Laura Lamont’s Life in Pictures (2012) is a moving portrayal of a small-town Wisconsin girl’s coming of age and rise to stardom during Hollywood’s golden age, but the real story is in her unraveling and remaking. Laura Lamont—whose pre-movie star name is Elsa Emerson—starts life in a world where women hitch their fates to men. Yet in some way Elsa—whose family runs the local theater—authors her own future. When she meets her first husband, Gordon, Elsa has “the feeling that Gordon-from-Florida had no idea where he was, and couldn’t find it on a map even with a couple of flashing arrows.” But Elsa can already see her own route: “she knew from the moment that Gordon-from-Florida walked into the Cherry County Playhouse that she would walk out with him at the end of the summer, walk all the way to California if she had to.” As the novel unfolds, Elsa/Laura’s fortunes turn from mediocre to good to out-of-this-world and back again, but she eventually becomes a more autonomous person while remaining deeply connected to others.

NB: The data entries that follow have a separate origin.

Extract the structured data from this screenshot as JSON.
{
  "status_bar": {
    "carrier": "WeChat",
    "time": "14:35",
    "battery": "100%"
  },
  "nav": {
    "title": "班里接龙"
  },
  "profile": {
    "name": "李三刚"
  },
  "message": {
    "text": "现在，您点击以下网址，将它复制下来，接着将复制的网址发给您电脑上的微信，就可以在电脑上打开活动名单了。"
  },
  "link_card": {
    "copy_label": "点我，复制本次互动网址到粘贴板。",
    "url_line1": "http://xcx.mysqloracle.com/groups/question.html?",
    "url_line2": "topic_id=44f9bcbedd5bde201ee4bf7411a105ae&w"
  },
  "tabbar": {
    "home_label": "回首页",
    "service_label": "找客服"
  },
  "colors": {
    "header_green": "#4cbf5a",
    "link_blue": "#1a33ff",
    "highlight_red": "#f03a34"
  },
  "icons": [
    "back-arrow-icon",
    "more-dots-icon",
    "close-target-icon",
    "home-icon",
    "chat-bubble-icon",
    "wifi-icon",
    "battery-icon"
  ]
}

Though the two books have very different feels—Laura Lamont is a sumptuous Hollywood story, while Other People We Married is wry and contemporary—I certainly saw parallels between the two. Throughout, characters navigate relationships, intuit futures, and experience revelatory shifts in their own lives. In both books, women sense possible futures in the faces of men they meet. As Greta of “Abraham’s Enchanted Forest” believes, “there were people who were just meant to get you somewhere, like Judy’s old boyfriend the candlemaker. They weren’t supposed to stick around.” But, she also comes to realize, some people are meant to stay. And even those who pass through our lives leave their marks, whether in the form of objects left behind, relationships not-quite-resolved, or occupations taken up and abandoned. Straub has a knack for leaving off just as a new turn of events waits around the corner, allowing us to envision for ourselves the next shift or culmination for which a character is headed.